Он подсел — от греха подальше — к столу генералитета, попыхивая трубкой, заслушался спором о бастионных основах, с коими бились второй год подряд.
— По Кугорну вычерчено, в полном согласии с ним! — твердил Яков Брюс, хорошо зная пристрастие бомбардир-капитана к этому маститому фортификатору.
— Вари своей башкой, Виллимыч! — Петр слегка вскипел. — Кугорн-то на болотах строился когда-нибудь? Во-о-о! Потому и вода хлещет, что боимся отойти от ментора шаг-другой. Смотри!
Он отодвинул тарелки и бокалы, стал прямо на скатерти выводить ногтем черту за чертой. И коменданту, коротко: «Смекаешь, ты смекаешь?» Сбоку присовывался остроносый Александр Кикин.
— А тут, Петр Алексеич, я бы сотворил иначе. Так, так и так.
— Верно! Обмозгуйте вдвоем-втроем, не мешкая!
На другом конце палаты нарастал крик — пронзительный, плаксиво-злобный. Петр повел головой: у окна пьяненький наследник яростно отбивался от пригнувшегося к нему Льва Кирилловича.

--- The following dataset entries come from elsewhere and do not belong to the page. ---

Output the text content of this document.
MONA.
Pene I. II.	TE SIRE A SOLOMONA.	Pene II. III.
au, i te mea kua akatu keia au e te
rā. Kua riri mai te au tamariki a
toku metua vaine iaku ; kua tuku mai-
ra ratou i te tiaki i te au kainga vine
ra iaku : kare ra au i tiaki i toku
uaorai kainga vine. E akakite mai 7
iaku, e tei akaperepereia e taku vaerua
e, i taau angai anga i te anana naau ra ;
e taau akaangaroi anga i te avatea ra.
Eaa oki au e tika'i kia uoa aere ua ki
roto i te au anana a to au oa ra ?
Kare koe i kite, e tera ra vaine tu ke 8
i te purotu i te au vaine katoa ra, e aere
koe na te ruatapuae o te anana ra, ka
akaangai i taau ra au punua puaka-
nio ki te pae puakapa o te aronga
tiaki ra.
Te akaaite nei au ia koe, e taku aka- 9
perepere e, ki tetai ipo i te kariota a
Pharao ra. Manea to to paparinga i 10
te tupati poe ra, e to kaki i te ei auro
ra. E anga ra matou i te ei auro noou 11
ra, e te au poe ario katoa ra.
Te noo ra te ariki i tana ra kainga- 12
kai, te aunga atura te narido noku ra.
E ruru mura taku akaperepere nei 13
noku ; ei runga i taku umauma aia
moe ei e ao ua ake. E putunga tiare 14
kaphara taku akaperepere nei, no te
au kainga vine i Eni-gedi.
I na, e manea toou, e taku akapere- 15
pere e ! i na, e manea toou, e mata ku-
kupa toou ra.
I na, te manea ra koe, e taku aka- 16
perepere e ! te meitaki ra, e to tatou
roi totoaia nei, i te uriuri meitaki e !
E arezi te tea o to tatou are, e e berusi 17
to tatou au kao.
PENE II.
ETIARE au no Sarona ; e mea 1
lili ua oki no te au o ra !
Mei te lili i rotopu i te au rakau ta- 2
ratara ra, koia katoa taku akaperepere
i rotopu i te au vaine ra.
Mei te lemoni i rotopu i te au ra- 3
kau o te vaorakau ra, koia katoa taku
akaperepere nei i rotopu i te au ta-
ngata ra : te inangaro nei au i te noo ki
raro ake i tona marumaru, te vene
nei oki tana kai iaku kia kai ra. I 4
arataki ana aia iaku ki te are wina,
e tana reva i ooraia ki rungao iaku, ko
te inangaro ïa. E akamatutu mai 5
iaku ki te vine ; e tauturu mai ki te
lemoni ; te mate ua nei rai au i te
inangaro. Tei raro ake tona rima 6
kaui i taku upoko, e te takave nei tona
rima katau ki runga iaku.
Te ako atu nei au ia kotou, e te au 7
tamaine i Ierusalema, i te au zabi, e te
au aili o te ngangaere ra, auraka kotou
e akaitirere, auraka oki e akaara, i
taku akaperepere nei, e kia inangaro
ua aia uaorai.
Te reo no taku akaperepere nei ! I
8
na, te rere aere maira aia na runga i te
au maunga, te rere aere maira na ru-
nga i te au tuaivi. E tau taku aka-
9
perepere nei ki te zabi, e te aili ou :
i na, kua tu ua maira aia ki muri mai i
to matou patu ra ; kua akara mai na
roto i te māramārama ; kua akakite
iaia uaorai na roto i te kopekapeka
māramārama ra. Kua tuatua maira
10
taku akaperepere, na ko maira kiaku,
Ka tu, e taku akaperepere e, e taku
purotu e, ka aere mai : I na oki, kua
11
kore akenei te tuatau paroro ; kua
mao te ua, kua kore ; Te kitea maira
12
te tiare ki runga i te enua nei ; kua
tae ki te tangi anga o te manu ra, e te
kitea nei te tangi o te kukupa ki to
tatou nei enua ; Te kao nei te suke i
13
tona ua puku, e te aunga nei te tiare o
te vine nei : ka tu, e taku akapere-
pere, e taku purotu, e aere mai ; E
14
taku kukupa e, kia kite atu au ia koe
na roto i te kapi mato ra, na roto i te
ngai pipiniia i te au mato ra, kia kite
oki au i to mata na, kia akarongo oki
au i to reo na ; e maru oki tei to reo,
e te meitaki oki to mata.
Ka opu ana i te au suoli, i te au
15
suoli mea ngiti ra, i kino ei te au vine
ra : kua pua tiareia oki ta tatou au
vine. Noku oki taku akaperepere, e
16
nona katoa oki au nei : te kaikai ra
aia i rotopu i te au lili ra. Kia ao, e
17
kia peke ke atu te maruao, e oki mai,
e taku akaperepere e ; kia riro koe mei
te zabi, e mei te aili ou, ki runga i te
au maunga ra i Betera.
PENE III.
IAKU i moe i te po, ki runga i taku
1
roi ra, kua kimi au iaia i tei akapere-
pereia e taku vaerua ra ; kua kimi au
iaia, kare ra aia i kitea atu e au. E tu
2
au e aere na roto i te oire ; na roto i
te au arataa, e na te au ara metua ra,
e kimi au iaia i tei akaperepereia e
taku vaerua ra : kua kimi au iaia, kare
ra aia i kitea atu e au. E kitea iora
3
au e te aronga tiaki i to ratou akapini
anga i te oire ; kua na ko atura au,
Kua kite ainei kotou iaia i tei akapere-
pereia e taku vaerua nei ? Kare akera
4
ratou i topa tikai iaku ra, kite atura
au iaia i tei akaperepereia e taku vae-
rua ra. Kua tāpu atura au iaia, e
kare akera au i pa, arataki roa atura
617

— Тебе чего надоть, старый пес? Чего?
— Просто думал побеседовать… Вить я дедушка твой, аль запамятовал, Алешенька? — бормотал растерянный Лев Кириллович.
— Сгинь, дурак! — Царевич ухватил со стола ковш белой горькой, оскалился. — Хочешь — оболью и подожгу? Вон, как тетенька с камердинами делает?!
Услышали многие: кто-то ахнул, кто-то сорвался с места, чтобы погасить шум, настороженные сидели послы, переглядывались украдкой. Донеслось и до Прасковьи Феодоровны, в чей огород был пущен камень, — скомкала на полуслове разговор о дочерях и гувернерах, побледнела мертвенно.